A atmosfera é marcadamente mais electrónica que Mundu Nôbu, mas não perde nenhuma da sua qualidade. Consegue-o ao voltar a conjugar as virtudes de D’Santiago: mostrar emoções tocantes e transversais sem nunca perder a ginga que caracteriza a sua música. “Brava” (Carta Pa Tareza)” é um zarpar confiante e com critério, uma música tensa de percussão imperial e uma melodia “atirada” com uma prestação vocal fabulosa. É um dos melhores temas do EP e muito se deve a uma progressão bem definida de começo calmo, meio frenético e final retomado a bom porto.

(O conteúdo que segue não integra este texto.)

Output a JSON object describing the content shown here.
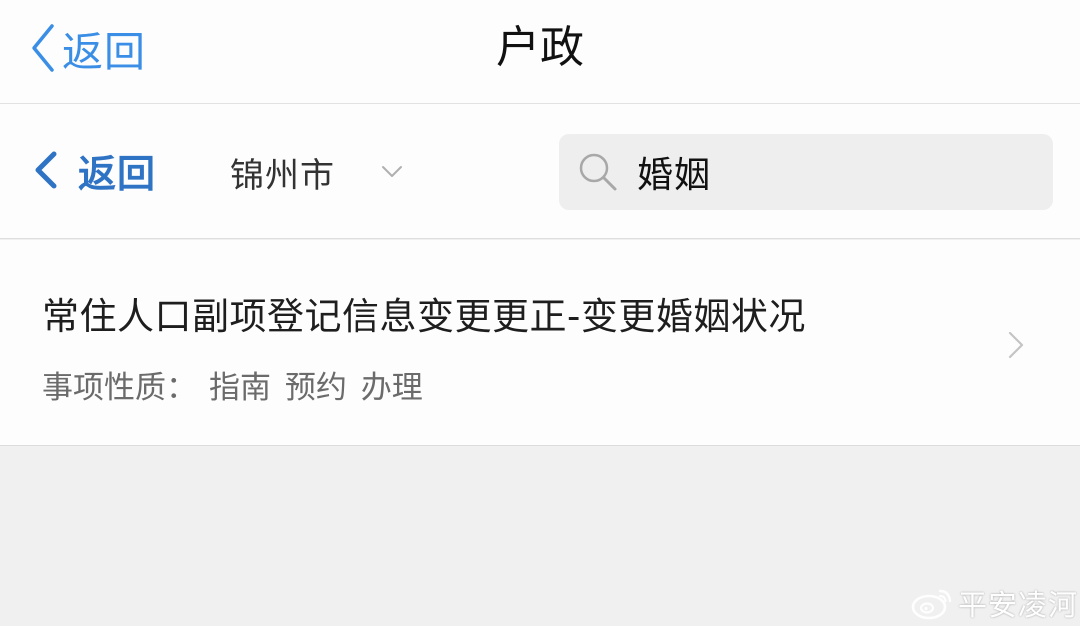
{
  "colors": {
    "accent": "#3a8ee6",
    "accent_dark": "#2f73c4",
    "page_background": "#f0f0f0",
    "card_background": "#fdfdfd",
    "search_background": "#eeeeee"
  },
  "nav": {
    "back_label": "返回",
    "back_icon": "chevron-left-icon",
    "title": "户政"
  },
  "filter": {
    "back_label": "返回",
    "back_icon": "chevron-left-icon",
    "city": "锦州市",
    "city_icon": "chevron-down-icon"
  },
  "search": {
    "icon": "search-icon",
    "value": "婚姻"
  },
  "results": [
    {
      "title": "常住人口副项登记信息变更更正-变更婚姻状况",
      "meta_label": "事项性质：",
      "tags": "指南 预约 办理",
      "arrow_icon": "chevron-right-icon"
    }
  ],
  "watermark": {
    "icon": "weibo-logo",
    "text": "平安凌河"
  }
}
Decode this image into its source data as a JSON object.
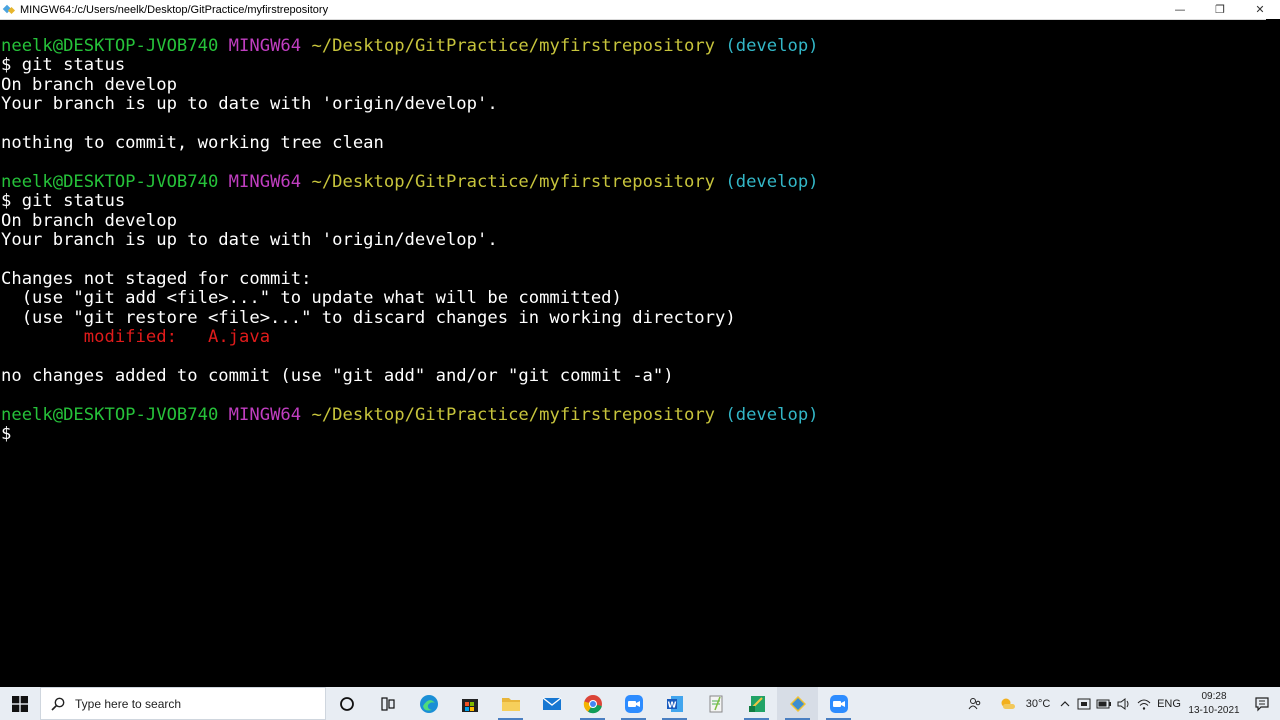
{
  "window": {
    "title": "MINGW64:/c/Users/neelk/Desktop/GitPractice/myfirstrepository",
    "minimize": "—",
    "maximize": "❐",
    "close": "✕"
  },
  "prompt": {
    "user": "neelk@DESKTOP-JVOB740",
    "system": "MINGW64",
    "path": "~/Desktop/GitPractice/myfirstrepository",
    "branch": "(develop)",
    "symbol": "$"
  },
  "terminal": {
    "cmd1": "git status",
    "out1_line1": "On branch develop",
    "out1_line2": "Your branch is up to date with 'origin/develop'.",
    "out1_line3": "nothing to commit, working tree clean",
    "cmd2": "git status",
    "out2_line1": "On branch develop",
    "out2_line2": "Your branch is up to date with 'origin/develop'.",
    "out2_line3": "Changes not staged for commit:",
    "out2_line4": "  (use \"git add <file>...\" to update what will be committed)",
    "out2_line5": "  (use \"git restore <file>...\" to discard changes in working directory)",
    "out2_modified_label": "        modified:   ",
    "out2_modified_file": "A.java",
    "out2_line7": "no changes added to commit (use \"git add\" and/or \"git commit -a\")"
  },
  "taskbar": {
    "search_placeholder": "Type here to search",
    "icons": [
      "cortana-icon",
      "task-view-icon",
      "edge-icon",
      "store-icon",
      "file-explorer-icon",
      "mail-icon",
      "chrome-icon",
      "zoom-icon",
      "word-icon",
      "notepad-icon",
      "excel-icon",
      "git-bash-icon",
      "zoom-meeting-icon"
    ],
    "weather_temp": "30°C",
    "language": "ENG",
    "time": "09:28",
    "date": "13-10-2021"
  },
  "colors": {
    "prompt_user": "#26c23a",
    "prompt_system": "#c03ec0",
    "prompt_path": "#c7c43c",
    "prompt_branch": "#33b7c7",
    "modified": "#e01b1b",
    "text": "#ffffff",
    "background": "#000000"
  }
}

A emoção de Dino D’Santiago não advém só da qualidade da sua voz mas também do que diz: “Ilhéus” (Nu Bai)” é dedicada ao imediato da sua embarcação, um convite para dançar até ao fim dos dias sem anel ou testemunhas, o clamar por uma relação simbiótica daquelas que só imaginamos existirem nos filmes. Abranda o ritmo por parcos BPM’s com uma bonita letra, a única cantada em português, mas desfralda as velas e volta a acelerar com a adequadamente apelidada de “Fogo (Nu Fazi)”. É sem dúvida música para nos abanarmos todos, mas sob uma batida de dança D’Santiago não descura a comida para a mente: há que purgar o passado e construir um futuro melhor.

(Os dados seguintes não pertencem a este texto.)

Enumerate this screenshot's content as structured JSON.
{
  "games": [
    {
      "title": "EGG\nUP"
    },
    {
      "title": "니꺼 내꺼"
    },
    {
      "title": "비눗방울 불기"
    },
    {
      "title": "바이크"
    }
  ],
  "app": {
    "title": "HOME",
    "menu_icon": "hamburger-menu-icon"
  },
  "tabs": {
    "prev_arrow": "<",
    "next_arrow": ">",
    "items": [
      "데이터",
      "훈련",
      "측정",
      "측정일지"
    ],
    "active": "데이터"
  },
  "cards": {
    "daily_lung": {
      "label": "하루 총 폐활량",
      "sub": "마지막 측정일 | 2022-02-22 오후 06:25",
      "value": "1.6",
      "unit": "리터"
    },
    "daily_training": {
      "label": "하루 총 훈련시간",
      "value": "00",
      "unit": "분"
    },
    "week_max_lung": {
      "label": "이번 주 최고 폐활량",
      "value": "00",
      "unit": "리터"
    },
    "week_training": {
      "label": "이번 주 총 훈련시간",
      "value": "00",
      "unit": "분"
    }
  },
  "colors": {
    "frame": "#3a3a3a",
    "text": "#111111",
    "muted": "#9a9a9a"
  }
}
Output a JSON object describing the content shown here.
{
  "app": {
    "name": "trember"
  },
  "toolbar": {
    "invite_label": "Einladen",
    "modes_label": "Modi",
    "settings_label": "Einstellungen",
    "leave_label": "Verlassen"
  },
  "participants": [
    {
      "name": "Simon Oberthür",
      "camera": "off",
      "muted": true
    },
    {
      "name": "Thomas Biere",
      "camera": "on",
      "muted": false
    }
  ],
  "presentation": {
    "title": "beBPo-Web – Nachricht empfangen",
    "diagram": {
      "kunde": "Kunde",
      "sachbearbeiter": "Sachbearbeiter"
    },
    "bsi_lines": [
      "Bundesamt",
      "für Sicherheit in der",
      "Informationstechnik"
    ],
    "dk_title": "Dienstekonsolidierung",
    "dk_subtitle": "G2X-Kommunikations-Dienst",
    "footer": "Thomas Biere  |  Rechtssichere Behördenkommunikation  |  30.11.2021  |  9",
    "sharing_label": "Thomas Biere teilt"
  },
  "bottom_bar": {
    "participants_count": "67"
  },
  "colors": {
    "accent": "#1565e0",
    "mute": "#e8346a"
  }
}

De olhos postos no que aí vem, o artista não esquece quem lhe permitiu iniciar a travessia, e dedica “Santiago (Jorge & Andresa)” aos pais. A produção de Seiji e Nosa Apollo – que voltam a colaborar com o artista depois de Mundu Nôbu – mostra-se aqui mais experimental e inventiva, e há qualquer coisa de muito especial nas vozes selváticas e na maneira altiva como D’Santiago canta, quase declamado. Já a melodia do refrão parece remeter-nos para algo mais tradicional, e a ternura das suas palavras transparece fielmente na sua cadência. É um sentido tributo aos seus progenitores, que criaram um homem que graças a eles se sente pronto para arriscar e seguir viagem.

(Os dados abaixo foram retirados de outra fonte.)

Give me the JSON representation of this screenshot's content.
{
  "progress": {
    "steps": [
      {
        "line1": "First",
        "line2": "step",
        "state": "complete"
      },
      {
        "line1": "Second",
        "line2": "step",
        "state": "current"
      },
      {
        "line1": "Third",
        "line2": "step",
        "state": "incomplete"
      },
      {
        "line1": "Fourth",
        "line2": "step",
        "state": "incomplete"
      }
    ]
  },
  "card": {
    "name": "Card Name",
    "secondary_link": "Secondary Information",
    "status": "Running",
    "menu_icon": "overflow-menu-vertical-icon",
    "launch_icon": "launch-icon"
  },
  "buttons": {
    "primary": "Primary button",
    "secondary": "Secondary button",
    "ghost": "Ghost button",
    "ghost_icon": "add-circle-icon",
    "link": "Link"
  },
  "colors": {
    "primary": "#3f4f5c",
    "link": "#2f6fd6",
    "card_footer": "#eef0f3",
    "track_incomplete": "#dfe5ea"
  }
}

“Maio (Kel Kê Di Nôs)” termina de forma sentida esta curta diáspora e consegue deixar-nos simultaneamente saciados e com a sensação de que vem aí um novo capítulo. É com uma mensagem de união que D’Santiago nos deixa, a certeza de que tudo é que é dele é dos seus, uma humildade e altruísmo já característicos do artista. “Confia no tempo/Este é o nosso tempo”, ouvimo-lo dizer em “Ilhéus (Nu Bai)”. É bem verdade que este é o seu tempo mas, mais do que isso, é tempo de uma força multicultural, sem fronteiras, que bebe de muitos outros sítios para depois os representar numa mistura fenomenal. E ao demonstrá-lo, Dino D’Santiago prova (mais uma vez) que a sua caravela continua a desbravar mares e oceanos sem percalços e com céus limpos.